I giorni sulla neve sembrano essere tornati di moda… lentamente si riscopre il fascino della montagna d’inverno. 

Ecco i nostri consigli…
La neve si è fatta molto desiderare quest’anno, ma che cada o non cada gennaio è il mese della settimana bianca per antonomasia, naturale o artificiale che sia. Negli ultimi anni gli sport invernali e la montagna in generale sono diventati un po’ fuori moda, forse anche a causa dei prezzi talvolta stratosferici per attrezzature e quant’altro. Ma da quest’anno anche la montagna sembra in lenta ripresa… Perché quindi rinunciare ad un week-end sulla neve oppure ad un intera settimana di relax?

Eccovi le mete migliori per quest’anno!

  1. Val Gardena (BZ): se parlate di sci, state parlando di Val Gardena. Nonostante le piste piuttosto impegnative, Ortisei e Selva restano tra le mete sciistiche più ambite d’Italia. Ben 175 km di piste che possono essere percorse sempre con gli sci addosso. Il bello della Val gardena è che si può uscire da un garnì con gli sci la mattina e tornare alla sera senza esserseli mai tolti..
  2. Alta Badia (BZ): siamo nel cuore dell’Alto Adige, si tratta davvero di una delle località sciistiche migliori, anche rispe4tto a quello che si può trovare all’estero e i prezzi sono abbastanza contenuti soprattutto per quello che offre. Le piste sono tutte immerse tra alberi e boschi, molto ampie. è a nostro parere il più bel comprensorio sciistico italiano, posto nel cuore dell’Alto Adige con ampie piste immerse nei boschi, difficoltà per tutti i generi di sciatori.
  3. Madonna di Campiglio (TN): Non è distante da molte grandi città e quindi risulta ben collegata, ma nel corso degli anni ha perso un po’ di lustro. Molte piste sono piuttosto spoglie, tuttavia se siete in economia è il posto adatto per non rinunciare a sciare.

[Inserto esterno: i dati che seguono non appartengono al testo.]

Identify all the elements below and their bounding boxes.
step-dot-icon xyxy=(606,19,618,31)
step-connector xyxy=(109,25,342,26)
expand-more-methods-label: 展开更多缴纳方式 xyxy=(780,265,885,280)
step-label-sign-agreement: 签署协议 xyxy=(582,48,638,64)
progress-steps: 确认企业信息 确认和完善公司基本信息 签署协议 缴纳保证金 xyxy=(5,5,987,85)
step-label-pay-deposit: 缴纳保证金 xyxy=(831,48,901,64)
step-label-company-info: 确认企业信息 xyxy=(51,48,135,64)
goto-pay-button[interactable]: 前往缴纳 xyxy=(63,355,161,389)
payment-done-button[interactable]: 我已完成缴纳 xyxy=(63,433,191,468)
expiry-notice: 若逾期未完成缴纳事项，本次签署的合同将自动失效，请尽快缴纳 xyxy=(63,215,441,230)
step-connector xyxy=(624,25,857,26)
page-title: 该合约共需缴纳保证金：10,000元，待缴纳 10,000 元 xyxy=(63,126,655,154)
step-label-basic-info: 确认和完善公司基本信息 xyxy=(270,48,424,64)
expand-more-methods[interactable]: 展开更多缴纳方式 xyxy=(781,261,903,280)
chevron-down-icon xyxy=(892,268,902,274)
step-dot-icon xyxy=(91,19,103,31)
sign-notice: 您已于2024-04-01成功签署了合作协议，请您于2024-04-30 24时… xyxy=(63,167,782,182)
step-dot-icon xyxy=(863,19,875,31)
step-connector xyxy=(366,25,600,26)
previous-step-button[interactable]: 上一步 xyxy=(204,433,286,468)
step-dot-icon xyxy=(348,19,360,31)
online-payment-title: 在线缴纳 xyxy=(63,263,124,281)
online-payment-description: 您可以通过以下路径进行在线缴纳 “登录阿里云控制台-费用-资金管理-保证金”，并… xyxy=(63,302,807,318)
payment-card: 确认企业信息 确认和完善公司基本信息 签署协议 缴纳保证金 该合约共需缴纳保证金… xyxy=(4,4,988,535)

  4. Breuil Cervinia (AO): le piste sono tutte in alta quota garantendo un ottimo innevamento durante tutta la stagione e scenari di alta quota all’ombra del Cervino. Il collegamento con la svizzera Zermatt e la valdostana Valtournenche garantiscono un comprensorio di 350 km di piste. Lato negativo della stazione il paese, non troppo curato.

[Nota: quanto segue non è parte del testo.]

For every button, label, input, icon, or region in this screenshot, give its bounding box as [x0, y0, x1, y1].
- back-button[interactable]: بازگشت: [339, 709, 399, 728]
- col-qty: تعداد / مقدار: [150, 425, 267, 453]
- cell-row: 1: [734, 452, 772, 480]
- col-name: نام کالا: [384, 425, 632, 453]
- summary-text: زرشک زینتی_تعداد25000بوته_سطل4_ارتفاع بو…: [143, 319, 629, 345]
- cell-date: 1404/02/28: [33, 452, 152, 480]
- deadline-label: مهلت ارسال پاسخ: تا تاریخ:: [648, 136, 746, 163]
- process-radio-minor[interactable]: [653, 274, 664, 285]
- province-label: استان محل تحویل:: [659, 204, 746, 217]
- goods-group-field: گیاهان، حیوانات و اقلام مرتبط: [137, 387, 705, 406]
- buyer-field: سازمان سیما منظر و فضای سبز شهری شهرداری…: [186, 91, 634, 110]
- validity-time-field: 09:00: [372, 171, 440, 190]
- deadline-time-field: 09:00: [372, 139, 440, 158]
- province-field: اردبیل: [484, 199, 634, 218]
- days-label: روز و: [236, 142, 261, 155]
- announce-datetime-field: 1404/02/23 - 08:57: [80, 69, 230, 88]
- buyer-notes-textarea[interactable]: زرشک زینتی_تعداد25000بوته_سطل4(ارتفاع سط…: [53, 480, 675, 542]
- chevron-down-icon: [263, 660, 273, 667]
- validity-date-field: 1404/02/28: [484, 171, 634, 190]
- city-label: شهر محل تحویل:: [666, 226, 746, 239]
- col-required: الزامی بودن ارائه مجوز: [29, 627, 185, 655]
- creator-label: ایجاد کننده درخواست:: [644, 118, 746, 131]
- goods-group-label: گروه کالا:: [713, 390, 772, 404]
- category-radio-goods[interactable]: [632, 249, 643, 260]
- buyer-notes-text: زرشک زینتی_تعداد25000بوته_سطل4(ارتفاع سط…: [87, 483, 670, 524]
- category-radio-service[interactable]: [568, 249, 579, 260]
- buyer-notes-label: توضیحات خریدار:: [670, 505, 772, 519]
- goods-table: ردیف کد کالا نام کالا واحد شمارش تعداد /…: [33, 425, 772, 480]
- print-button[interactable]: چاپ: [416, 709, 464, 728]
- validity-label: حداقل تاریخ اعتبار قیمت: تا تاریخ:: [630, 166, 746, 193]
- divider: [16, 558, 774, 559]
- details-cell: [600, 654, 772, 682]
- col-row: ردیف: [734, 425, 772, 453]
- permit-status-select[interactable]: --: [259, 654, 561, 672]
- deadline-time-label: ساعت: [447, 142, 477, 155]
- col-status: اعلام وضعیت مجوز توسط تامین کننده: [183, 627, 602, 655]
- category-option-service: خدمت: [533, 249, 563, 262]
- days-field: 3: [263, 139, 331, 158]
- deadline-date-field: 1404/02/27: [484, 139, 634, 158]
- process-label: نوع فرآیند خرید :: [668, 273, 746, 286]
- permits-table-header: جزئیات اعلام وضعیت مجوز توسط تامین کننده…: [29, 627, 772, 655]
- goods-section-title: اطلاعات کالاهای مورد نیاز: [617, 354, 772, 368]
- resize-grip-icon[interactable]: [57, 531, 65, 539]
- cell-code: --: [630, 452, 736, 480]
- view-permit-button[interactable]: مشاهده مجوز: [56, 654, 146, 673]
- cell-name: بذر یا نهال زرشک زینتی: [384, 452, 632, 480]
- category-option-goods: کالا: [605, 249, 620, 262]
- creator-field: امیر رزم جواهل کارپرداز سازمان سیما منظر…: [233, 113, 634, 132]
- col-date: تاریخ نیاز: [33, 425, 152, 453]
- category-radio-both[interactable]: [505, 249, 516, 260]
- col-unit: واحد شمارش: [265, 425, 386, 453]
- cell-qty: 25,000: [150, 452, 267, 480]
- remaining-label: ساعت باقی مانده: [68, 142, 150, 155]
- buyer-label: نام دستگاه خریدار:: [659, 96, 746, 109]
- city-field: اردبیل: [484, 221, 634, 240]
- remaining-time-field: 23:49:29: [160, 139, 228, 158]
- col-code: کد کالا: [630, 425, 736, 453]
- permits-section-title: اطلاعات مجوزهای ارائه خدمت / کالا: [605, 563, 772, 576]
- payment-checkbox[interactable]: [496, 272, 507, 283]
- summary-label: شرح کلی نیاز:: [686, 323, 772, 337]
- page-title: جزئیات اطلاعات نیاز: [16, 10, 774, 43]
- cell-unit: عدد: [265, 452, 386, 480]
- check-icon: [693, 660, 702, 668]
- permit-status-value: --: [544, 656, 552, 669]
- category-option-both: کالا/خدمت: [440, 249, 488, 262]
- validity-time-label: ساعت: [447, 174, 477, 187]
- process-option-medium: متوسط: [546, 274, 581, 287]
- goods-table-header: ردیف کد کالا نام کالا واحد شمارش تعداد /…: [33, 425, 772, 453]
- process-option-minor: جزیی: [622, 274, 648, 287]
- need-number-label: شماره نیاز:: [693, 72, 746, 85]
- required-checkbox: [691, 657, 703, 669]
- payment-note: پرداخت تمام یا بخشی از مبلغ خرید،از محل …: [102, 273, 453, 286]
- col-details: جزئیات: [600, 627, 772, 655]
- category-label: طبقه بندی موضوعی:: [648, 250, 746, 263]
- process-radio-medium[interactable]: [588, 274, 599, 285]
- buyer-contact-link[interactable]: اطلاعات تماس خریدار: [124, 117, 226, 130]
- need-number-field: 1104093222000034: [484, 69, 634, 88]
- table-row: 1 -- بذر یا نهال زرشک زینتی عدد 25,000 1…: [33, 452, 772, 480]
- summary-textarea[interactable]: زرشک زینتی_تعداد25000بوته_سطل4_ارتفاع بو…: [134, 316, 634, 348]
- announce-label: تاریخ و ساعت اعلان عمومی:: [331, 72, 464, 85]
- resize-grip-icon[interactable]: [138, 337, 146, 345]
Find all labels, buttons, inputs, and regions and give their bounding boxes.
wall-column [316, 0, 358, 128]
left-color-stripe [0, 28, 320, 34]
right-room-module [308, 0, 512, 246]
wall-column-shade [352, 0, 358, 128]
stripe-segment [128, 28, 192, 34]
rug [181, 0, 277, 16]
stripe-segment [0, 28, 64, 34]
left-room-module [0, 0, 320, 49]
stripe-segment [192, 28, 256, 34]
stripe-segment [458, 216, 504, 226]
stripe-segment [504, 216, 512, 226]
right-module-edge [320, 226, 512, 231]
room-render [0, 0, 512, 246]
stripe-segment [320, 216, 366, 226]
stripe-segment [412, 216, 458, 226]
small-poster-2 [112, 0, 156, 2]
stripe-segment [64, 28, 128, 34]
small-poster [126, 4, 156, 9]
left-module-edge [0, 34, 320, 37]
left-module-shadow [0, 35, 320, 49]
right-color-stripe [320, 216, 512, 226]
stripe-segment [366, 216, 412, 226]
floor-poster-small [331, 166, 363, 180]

  5. Cortina d’Ampezzo (BL): Anche se è una delle località sciistiche più vecchie ha un po’ sofferto perché nel corso degli anni è rimasta un enclave isolata. Molto chic… ma si respira un’aria da viale del tramonto, famosa per la bellezza delle sue montagne, ma ancora troppo costosa.
  6. Kronplatz – Plan de Corones (BZ): Moderno comprensorio sciistico, con una dotazione di impianti davvero eccezionale e un efficientissimo impianto di innevamento artificiale. Per un pubblico esperto, offre una gamma di 5 piste nere estremamente impegnative, ma il divertimento è assicurato.
  7. Sestriere (TO): rientra in questa classifica per la vastità del comprensorio che supera i 400 km, in sostanza il secondo più vasto in Italia. Andrebbe migliorato invece il paese che è stato costruito da zero per ospitare la stazione sciistica sulla falsa riga di quanto avvenuto per le principali stazioni francesi.
  8. Livigno (SO): soprannominato il Piccolo Tibet per le basse temperature, a Livigno nevica anche ad agosto. Offre neve sempre di ottima qualità con due comprensori sciistici di buone dimensioni purtroppo non collegati sci ai piedi. Ottima la dotazione di impianti. Il paese è estremamente caratteristico e con un’ampia area pedonale che si presta allo shopping, favorito dai privilegi fiscali riservati alla località.